Delle Comore, cui appartiene solo geograficamente, Mayotte è l’isola più a sud. Un microhabitat nell’Oceano Indiano, nota per lo più ai praticanti dello snorkeling. Prezioso anche per custodire e aggiornare le tradizioni legate all’epoca schiavista e pre-schiavista. Oltre che ispirare connessioni ambiziose come quelle che musicalmente Baco Mourchid disegna nella sua musica, intrecciando il battito dei tamburi locali con le influenze afrocaraibiche e afromericane. «Sono tornato a Mayotte per registrare i tamburi. Il ritmo dei tamburi ngoma lo trovi solo qui, non c’è da nessun’altra parte. In questi giorni sto provando con dei musicisti locali dal momento che è tutto fermo a causa della pandemia. Qui la situazione è abbastanza tranquilla. I miei musicisti sono rimasti in Francia e io sto organizzando dei concerti qui. Sì, The Urban Plants sono quasi tutti africani, in maggioranza guineani, così come le due coriste, ma vivono in Francia da diverso tempo».
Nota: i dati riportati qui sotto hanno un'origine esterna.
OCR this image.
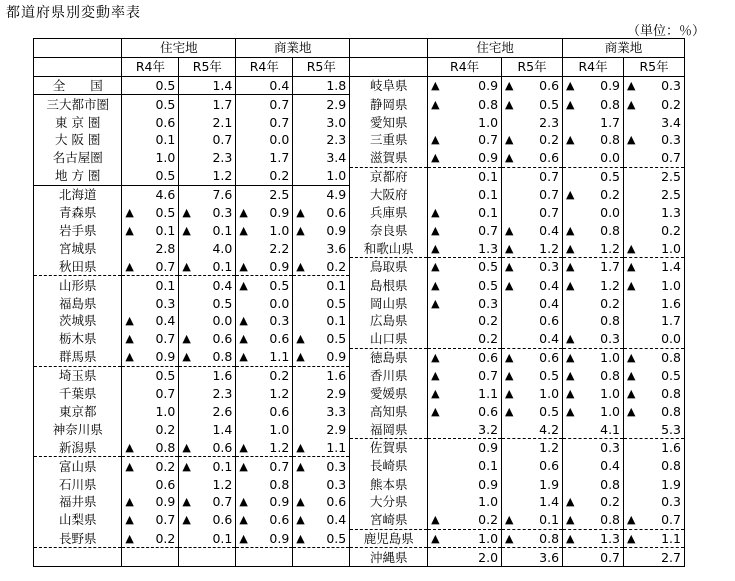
都道府県別変動率表
（単位：％）
	住宅地		商業地			住宅地		商業地	
	R4年	R5年	R4年	R5年		R4年	R5年	R4年	R5年
全　　国	0.5	1.4	0.4	1.8	岐阜県	▲ 0.9	▲ 0.6	▲ 0.9	▲ 0.3
三大都市圏	0.5	1.7	0.7	2.9	静岡県	▲ 0.8	▲ 0.5	▲ 0.8	▲ 0.2
東 京 圏	0.6	2.1	0.7	3.0	愛知県	1.0	2.3	1.7	3.4
大 阪 圏	0.1	0.7	0.0	2.3	三重県	▲ 0.7	▲ 0.2	▲ 0.8	▲ 0.3
名古屋圏	1.0	2.3	1.7	3.4	滋賀県	▲ 0.9	▲ 0.6	0.0	0.7
地 方 圏	0.5	1.2	0.2	1.0	京都府	0.1	0.7	0.5	2.5
北海道	4.6	7.6	2.5	4.9	大阪府	0.1	0.7	▲ 0.2	2.5
青森県	▲ 0.5	▲ 0.3	▲ 0.9	▲ 0.6	兵庫県	▲ 0.1	0.7	0.0	1.3
岩手県	▲ 0.1	▲ 0.1	▲ 1.0	▲ 0.9	奈良県	▲ 0.7	▲ 0.4	▲ 0.8	0.2
宮城県	2.8	4.0	2.2	3.6	和歌山県	▲ 1.3	▲ 1.2	▲ 1.2	▲ 1.0
秋田県	▲ 0.7	▲ 0.1	▲ 0.9	▲ 0.2	鳥取県	▲ 0.5	▲ 0.3	▲ 1.7	▲ 1.4
山形県	0.1	0.4	▲ 0.5	0.1	島根県	▲ 0.5	▲ 0.4	▲ 1.2	▲ 1.0
福島県	0.3	0.5	0.0	0.5	岡山県	▲ 0.3	0.4	0.2	1.6
茨城県	▲ 0.4	0.0	▲ 0.3	0.1	広島県	0.2	0.6	0.8	1.7
栃木県	▲ 0.7	▲ 0.6	▲ 0.6	▲ 0.5	山口県	0.2	0.4	▲ 0.3	0.0
群馬県	▲ 0.9	▲ 0.8	▲ 1.1	▲ 0.9	徳島県	▲ 0.6	▲ 0.6	▲ 1.0	▲ 0.8
埼玉県	0.5	1.6	0.2	1.6	香川県	▲ 0.7	▲ 0.5	▲ 0.8	▲ 0.5
千葉県	0.7	2.3	1.2	2.9	愛媛県	▲ 1.1	▲ 1.0	▲ 1.0	▲ 0.8
東京都	1.0	2.6	0.6	3.3	高知県	▲ 0.6	▲ 0.5	▲ 1.0	▲ 0.8
神奈川県	0.2	1.4	1.0	2.9	福岡県	3.2	4.2	4.1	5.3
新潟県	▲ 0.8	▲ 0.6	▲ 1.2	▲ 1.1	佐賀県	0.9	1.2	0.3	1.6
富山県	▲ 0.2	▲ 0.1	▲ 0.7	▲ 0.3	長崎県	0.1	0.6	0.4	0.8
石川県	0.6	1.2	0.8	0.3	熊本県	0.9	1.9	0.8	1.9
福井県	▲ 0.9	▲ 0.7	▲ 0.9	▲ 0.6	大分県	1.0	1.4	▲ 0.2	0.3
山梨県	▲ 0.7	▲ 0.6	▲ 0.6	▲ 0.4	宮崎県	▲ 0.2	▲ 0.1	▲ 0.8	▲ 0.7
長野県	▲ 0.2	0.1	▲ 0.9	▲ 0.5	鹿児島県	▲ 1.0	▲ 0.8	▲ 1.3	▲ 1.1
					沖縄県	2.0	3.6	0.7	2.7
CHITARRISTA, compositore, autore, cantante, quando ha messo piede per la prima volta nella Métropole, Baco aveva solo sei anni. «Mayotte a quel tempo non era ancora una regione d’Outremer. La nostra isola ha una storia di colonizzazione troppo lunga da raccontare. I francesi sono venuti qui per la prima volta alla fine dell’800». Quattro dischi in venti anni prodotti e distribuiti in indipendenza e autonomia. Anche per questo triplo album, Baco ha fatto a modo suo, incontrando il favore della parigina Baco Records che gli ha pubblicato, Rocking My Roots. Un titolo che non fa mistero di influenze e passioni, senza rinnegare le radici, ok. Ma con la volontà di non addentrarsi in posizioni essenzialiste. «Ho cominciato a suonare la chitarra elettrica a dieci anni perché uno dei miei primi miti musicali è stato Jimi Hendrix, oltre che Bob Marley, naturalmente. Da bambino, sognavo di suonare la chitarra come lui e mi esercitavo ore e ore ascoltando le sue cassette. Ma a sei anni suonavo già gli strumenti tradizionali nelle cerimonie tipo matrimoni, funerali.. Per noi è un modo per connettersi con gli antenati. Qui si usa così, ognuno ha a che fare con la musica sin da bambino, perché la musica non è un’eccezionalità ma parte integrante della nostra quotidianità. La musica tradizionale è considerata un patrimonio da preservare affinché non venga dissipata dalle nuove generazioni».

NON UN CUSTODE di un’antica forma tradizionale però, Baco è piuttosto un esploratore di un’idea di musica plurale capace di «monetizzare» il legame privilegiato con la Francia che tuttavia non ha impedito o limitato le mescolanze linguistiche creole, consentendo ai cantanti locali di prendersi qualche licenza nei confronti della lingua madre/matrigna.

«C’È UNA DIFFERENZA tra la mia generazione e quella dei mie figli. I miei figli sono nati in Francia e preferiscono stare e Parigi, parlano sempre il francese. Io sono stato esposto alle influenze culturali che provengono dalle Comore, dal Madagascar, e soprattutto dai bantu che è il principale gruppo etnico dell’Africa. Abbiamo perciò diversi ceppi linguistici, il sabaki è una lingua legata alle Isole Comore, il kibushi alla lingua malgascia, ma una grande influenza è la lingua swahili. Nei miei brani mescolo tutte queste lingue, a seconda dell’ispirazione del momento e della storia che voglio raccontare, a volte mi sembra funzioni più in una lingua, altre volte in un’altra, quando vado a costruire la metrica. Mizani è in swahili e significa bilanciamento, parla della necessità di soppesare il bene e il male».